As discussed above, parties are entitled to informal discovery at any point in a claim, via the exchange of information and documents through a form WC-102 request.  Once a hearing has been requested and is pending before an ALJ, the parties may conduct formal written discovery.  Board Rule 102(F)(2).  Discovery in workers’ compensation cases is governed and controlled by the Georgia Civil Practice Act.  O.C.G.A. § 34-9-102(d)(1).

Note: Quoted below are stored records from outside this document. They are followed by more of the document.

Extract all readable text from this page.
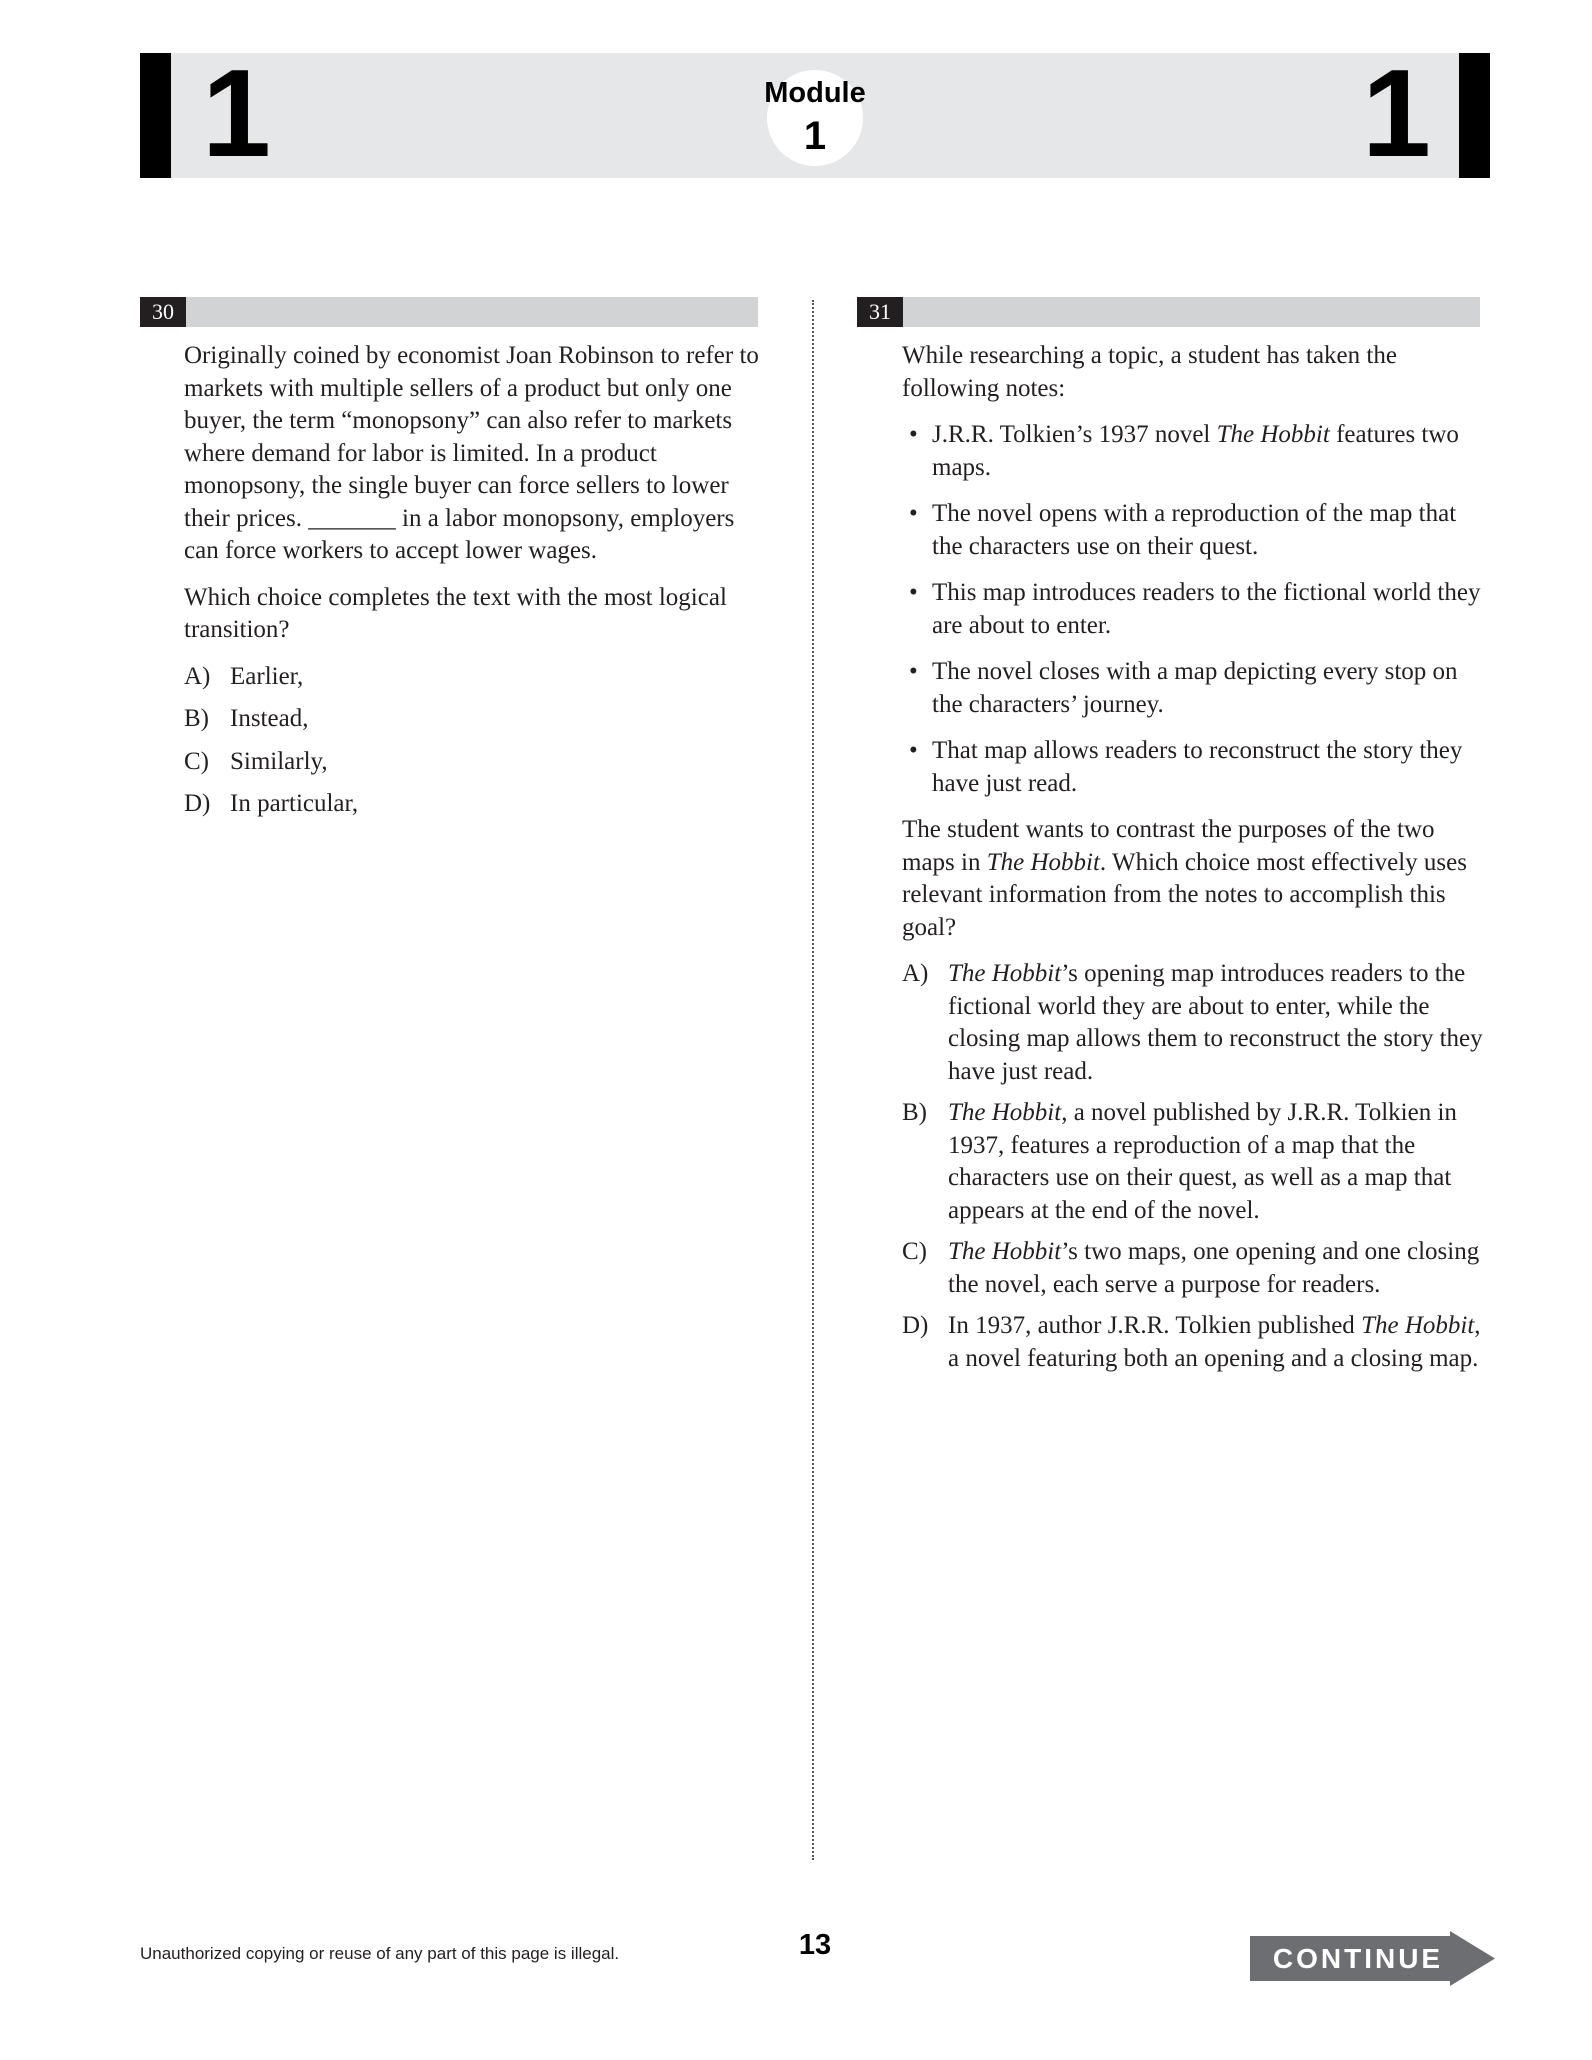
1	1
Module
1
30

Originally coined by economist Joan Robinson to refer to markets with multiple sellers of a product but only one buyer, the term “monopsony” can also refer to markets where demand for labor is limited. In a product monopsony, the single buyer can force sellers to lower their prices. _______ in a labor monopsony, employers can force workers to accept lower wages.

Which choice completes the text with the most logical transition?

A) Earlier,
B) Instead,
C) Similarly,
D) In particular,
31

While researching a topic, a student has taken the following notes:

• J.R.R. Tolkien’s 1937 novel The Hobbit features two maps.
• The novel opens with a reproduction of the map that the characters use on their quest.
• This map introduces readers to the fictional world they are about to enter.
• The novel closes with a map depicting every stop on the characters’ journey.
• That map allows readers to reconstruct the story they have just read.

The student wants to contrast the purposes of the two maps in The Hobbit. Which choice most effectively uses relevant information from the notes to accomplish this goal?

A) The Hobbit’s opening map introduces readers to the fictional world they are about to enter, while the closing map allows them to reconstruct the story they have just read.
B) The Hobbit, a novel published by J.R.R. Tolkien in 1937, features a reproduction of a map that the characters use on their quest, as well as a map that appears at the end of the novel.
C) The Hobbit’s two maps, one opening and one closing the novel, each serve a purpose for readers.
D) In 1937, author J.R.R. Tolkien published The Hobbit, a novel featuring both an opening and a closing map.
Unauthorized copying or reuse of any part of this page is illegal.	13	CONTINUE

When discovery disputes arise, Rule 102(D)(2)’s good faith conference applies as a prerequisite before the filing of any motion.  As a general practice pointer, Georgia’s workers’ compensation bar is relatively small and collegial, and attorneys will often have multiple cases against each other, sometimes simultaneously.  The result of this is that, simply put, what goes around comes around.  Fortunately, this frequently means that counsel can reach agreement on basic courtesies and niceties; for example, depositions are scheduled upon agreement of counsel and the witness, as opposed to by unilateral notice.  Of course, this is not to say that discovery disputes do not arise nor that they can be resolved without having to involve the ALJ.  Common discovery disputes that are addressed by motion include motions to compel production of documents or medical records including correspondence to doctors, motions to compel and for protective order relating to an adjuster’s claim file or claim notes, motions to compel production of an employee’s prior claims information or records, and motions to compel and for protective order involving surveillance.

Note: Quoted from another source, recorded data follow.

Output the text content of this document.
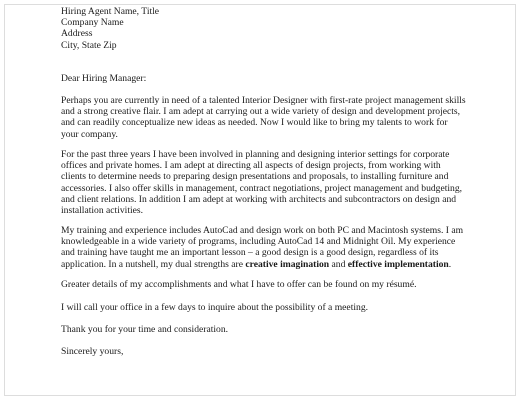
Hiring Agent Name, Title
Company Name
Address
City, State Zip
Dear Hiring Manager:
Perhaps you are currently in need of a talented Interior Designer with first-rate project management skills
and a strong creative flair. I am adept at carrying out a wide variety of design and development projects,
and can readily conceptualize new ideas as needed. Now I would like to bring my talents to work for
your company.
For the past three years I have been involved in planning and designing interior settings for corporate
offices and private homes. I am adept at directing all aspects of design projects, from working with
clients to determine needs to preparing design presentations and proposals, to installing furniture and
accessories. I also offer skills in management, contract negotiations, project management and budgeting,
and client relations. In addition I am adept at working with architects and subcontractors on design and
installation activities.
My training and experience includes AutoCad and design work on both PC and Macintosh systems. I am
knowledgeable in a wide variety of programs, including AutoCad 14 and Midnight Oil. My experience
and training have taught me an important lesson – a good design is a good design, regardless of its
application. In a nutshell, my dual strengths are creative imagination and effective implementation.
Greater details of my accomplishments and what I have to offer can be found on my résumé.
I will call your office in a few days to inquire about the possibility of a meeting.
Thank you for your time and consideration.
Sincerely yours,
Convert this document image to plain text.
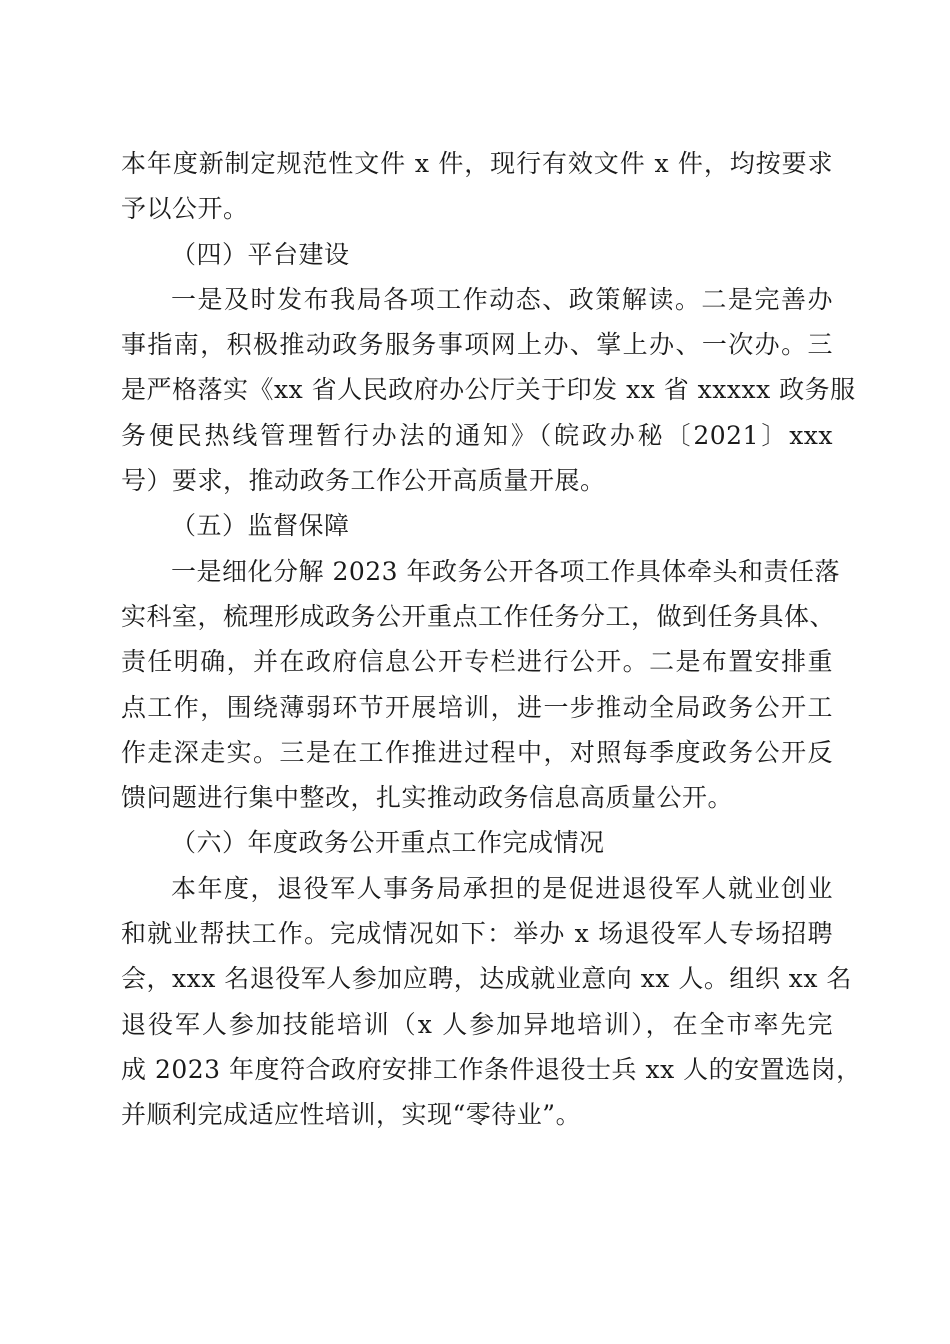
本年度新制定规范性文件 x 件，现行有效文件 x 件，均按要求
予以公开。
（四）平台建设
一是及时发布我局各项工作动态、政策解读。二是完善办
事指南，积极推动政务服务事项网上办、掌上办、一次办。三
是严格落实《xx 省人民政府办公厅关于印发 xx 省 xxxxx 政务服
务便民热线管理暂行办法的通知》（皖政办秘〔2021〕xxx
号）要求，推动政务工作公开高质量开展。
（五）监督保障
一是细化分解 2023 年政务公开各项工作具体牵头和责任落
实科室，梳理形成政务公开重点工作任务分工，做到任务具体、
责任明确，并在政府信息公开专栏进行公开。二是布置安排重
点工作，围绕薄弱环节开展培训，进一步推动全局政务公开工
作走深走实。三是在工作推进过程中，对照每季度政务公开反
馈问题进行集中整改，扎实推动政务信息高质量公开。
（六）年度政务公开重点工作完成情况
本年度，退役军人事务局承担的是促进退役军人就业创业
和就业帮扶工作。完成情况如下：举办 x 场退役军人专场招聘
会，xxx 名退役军人参加应聘，达成就业意向 xx 人。组织 xx 名
退役军人参加技能培训（x 人参加异地培训），在全市率先完
成 2023 年度符合政府安排工作条件退役士兵 xx 人的安置选岗，
并顺利完成适应性培训，实现“零待业”。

Ordinarily, a hearing will not go forward on the first setting, and often not on the second setting either, as the parties require time to fully conduct discovery and develop their evidence.  However, as additional hearing settings approach, many times one party will be ready to proceed with the hearing while the other party will request a continuance to allow for receipt of outstanding discovery responses, a long-awaited medical record, or some other piece of evidence that is important to that party’s case.  In these situations, the parties will arrange for a conference call with the ALJ, to address the one side’s request for a continuance and the other side’s basis for opposing it.  Please be aware that, pursuant to Board Rule 102(C)(1)(a), the parties must notify the ALJ of the request for a conference call by no later than 2:00 PM on the business day immediately before the scheduled hearing.  There is no uniform procedure or set rules for these pre-hearing conference calls with the judge.  From a practical standpoint, counsel should be prepared to explain the party’s position including the basis for requesting or opposing a continuance, as well as have a good working knowledge of the case status, pending issues, and outstanding discovery.

Conclusion
The Georgia workers’ compensation system has been deliberately and carefully designed to streamline the provision of medical treatment and weekly benefits or the determination of compensability and claim issues.  To that end, the parties to a claim have access to an ALJ or the Board at all times during the course of a claim, regardless of whether the matter is in litigation.  Parties may request an expedited conference call to address preliminary medical issues and other matters that do not call for an evidentiary hearing.  When disputes arise during a litigated or non-litigated claim, the parties may file motions and submit legal briefs and limited evidence; while a judge will necessarily be required to rule on discovery disputes, other issues that require more detailed presentation of evidence and live witness testimony may be deferred to a hearing.